Art Into Science September 11th – October 20th
This exhibition explores two very different approaches to the depiction of the natural world. The use of and the interpretation of light is integral to the vision of both artists’ work but the outcomes are very different.
This set of new and recent watercolour paintings by Yorkshire artist Richard Pottas continues his fascination with how to depict the intimate aspects of nature. His work encourages the viewer to become more involved in the process of looking, to observe and to appreciate the detail of natural forms and to see beyond the initial impression. The work exhibited in this show may appear very different in outcome but whether figurative or non-figurative they all derive from the same starting point and build, layer upon layer, to create a complex surface which reveals hidden depth on closer inspection. Richard Pottas’s work is found in many private collections.

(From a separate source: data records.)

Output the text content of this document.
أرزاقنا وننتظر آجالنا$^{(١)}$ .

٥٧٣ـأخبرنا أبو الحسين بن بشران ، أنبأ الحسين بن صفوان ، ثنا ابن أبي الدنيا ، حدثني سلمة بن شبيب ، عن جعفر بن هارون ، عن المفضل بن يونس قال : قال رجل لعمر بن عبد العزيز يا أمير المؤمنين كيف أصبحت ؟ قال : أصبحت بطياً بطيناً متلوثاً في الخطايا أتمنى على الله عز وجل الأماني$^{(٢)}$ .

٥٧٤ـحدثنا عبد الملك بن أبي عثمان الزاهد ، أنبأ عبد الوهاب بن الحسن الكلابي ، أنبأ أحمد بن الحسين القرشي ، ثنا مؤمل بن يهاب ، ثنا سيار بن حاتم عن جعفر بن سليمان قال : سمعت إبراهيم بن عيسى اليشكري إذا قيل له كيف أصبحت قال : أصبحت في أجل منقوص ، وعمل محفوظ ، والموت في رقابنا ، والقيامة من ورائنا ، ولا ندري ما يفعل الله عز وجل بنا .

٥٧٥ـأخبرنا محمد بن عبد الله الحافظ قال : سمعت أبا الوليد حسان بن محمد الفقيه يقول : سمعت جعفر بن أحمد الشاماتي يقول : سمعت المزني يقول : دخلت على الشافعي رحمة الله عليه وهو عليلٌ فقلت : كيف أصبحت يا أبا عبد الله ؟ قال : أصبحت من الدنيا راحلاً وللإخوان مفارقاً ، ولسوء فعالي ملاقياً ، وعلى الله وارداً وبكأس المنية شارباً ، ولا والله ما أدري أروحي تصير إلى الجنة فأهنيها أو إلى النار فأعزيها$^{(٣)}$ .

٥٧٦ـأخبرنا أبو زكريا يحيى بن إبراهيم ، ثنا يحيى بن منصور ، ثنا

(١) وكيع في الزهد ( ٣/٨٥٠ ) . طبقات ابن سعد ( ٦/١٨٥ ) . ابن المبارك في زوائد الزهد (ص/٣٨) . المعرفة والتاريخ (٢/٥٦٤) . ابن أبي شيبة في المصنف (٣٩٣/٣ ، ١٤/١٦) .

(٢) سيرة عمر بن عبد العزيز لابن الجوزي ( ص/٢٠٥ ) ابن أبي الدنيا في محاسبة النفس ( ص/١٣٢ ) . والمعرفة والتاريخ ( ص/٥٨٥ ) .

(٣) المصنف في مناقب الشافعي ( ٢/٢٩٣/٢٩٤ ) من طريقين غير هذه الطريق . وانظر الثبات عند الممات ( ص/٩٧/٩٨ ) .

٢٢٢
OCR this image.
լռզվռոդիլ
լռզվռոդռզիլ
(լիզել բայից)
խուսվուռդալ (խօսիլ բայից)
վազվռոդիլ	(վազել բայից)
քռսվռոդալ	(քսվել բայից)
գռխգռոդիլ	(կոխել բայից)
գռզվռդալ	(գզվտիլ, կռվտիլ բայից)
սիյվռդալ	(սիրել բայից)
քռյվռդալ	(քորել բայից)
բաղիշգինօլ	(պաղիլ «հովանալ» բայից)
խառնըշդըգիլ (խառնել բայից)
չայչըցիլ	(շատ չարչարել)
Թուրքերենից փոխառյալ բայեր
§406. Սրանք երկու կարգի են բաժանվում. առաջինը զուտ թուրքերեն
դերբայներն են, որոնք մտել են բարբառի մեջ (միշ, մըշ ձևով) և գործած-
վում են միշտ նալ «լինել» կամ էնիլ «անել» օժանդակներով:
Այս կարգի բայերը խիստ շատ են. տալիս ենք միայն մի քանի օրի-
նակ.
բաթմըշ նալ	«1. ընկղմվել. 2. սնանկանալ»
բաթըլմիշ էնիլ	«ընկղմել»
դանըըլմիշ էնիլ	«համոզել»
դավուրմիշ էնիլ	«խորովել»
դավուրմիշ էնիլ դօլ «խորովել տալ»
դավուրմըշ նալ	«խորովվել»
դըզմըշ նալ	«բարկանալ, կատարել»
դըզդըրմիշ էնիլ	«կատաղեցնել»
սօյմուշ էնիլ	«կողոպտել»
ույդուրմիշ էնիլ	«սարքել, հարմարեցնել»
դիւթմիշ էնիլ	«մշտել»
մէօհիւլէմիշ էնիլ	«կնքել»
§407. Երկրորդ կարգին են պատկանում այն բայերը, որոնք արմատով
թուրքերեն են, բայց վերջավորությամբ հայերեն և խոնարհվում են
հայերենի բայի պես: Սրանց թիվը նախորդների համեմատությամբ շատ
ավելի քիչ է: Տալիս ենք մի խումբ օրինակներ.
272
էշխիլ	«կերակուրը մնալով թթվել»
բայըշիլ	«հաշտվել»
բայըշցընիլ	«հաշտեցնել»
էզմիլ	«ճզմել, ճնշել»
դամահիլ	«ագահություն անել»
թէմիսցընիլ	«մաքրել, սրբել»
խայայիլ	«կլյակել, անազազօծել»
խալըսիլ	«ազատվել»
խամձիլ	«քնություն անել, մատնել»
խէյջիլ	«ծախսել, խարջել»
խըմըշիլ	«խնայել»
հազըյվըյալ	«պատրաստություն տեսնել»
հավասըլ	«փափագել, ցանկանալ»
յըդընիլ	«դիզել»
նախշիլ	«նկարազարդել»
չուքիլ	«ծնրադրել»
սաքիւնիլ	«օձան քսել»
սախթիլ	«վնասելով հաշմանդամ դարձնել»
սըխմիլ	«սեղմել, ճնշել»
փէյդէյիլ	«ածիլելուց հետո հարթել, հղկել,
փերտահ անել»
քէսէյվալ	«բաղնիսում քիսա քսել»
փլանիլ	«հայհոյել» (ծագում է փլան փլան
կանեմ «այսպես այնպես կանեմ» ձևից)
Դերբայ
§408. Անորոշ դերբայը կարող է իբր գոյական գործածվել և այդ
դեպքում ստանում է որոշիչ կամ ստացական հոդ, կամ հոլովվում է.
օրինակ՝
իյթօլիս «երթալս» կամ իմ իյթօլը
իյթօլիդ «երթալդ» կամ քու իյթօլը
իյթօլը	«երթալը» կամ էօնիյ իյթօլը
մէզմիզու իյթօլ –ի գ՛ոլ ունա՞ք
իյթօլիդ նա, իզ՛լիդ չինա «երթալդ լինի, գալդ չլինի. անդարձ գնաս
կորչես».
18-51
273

Phycologist Jane Pottas has produced a body of work using a technique first introduced in the Victorian era – the cyanotype. The production of cyanotypes involves treating a surface with a light sensitive chemical solution upon which objects are placed and then exposed to ultra violet light. Following the period of exposure the chemicals are washed off leaving an image of the subject which develops as if by magic on the treated material! Each cyanotype produced in this way is unique, each one different from all others depending on a number of variables – the composition of the chemical solution, the type of paper (or other surface), the particular arrangement of objects on the paper, exposure time and so on. The images presented include subjects of particular interest to the maker and hopefully the viewer also.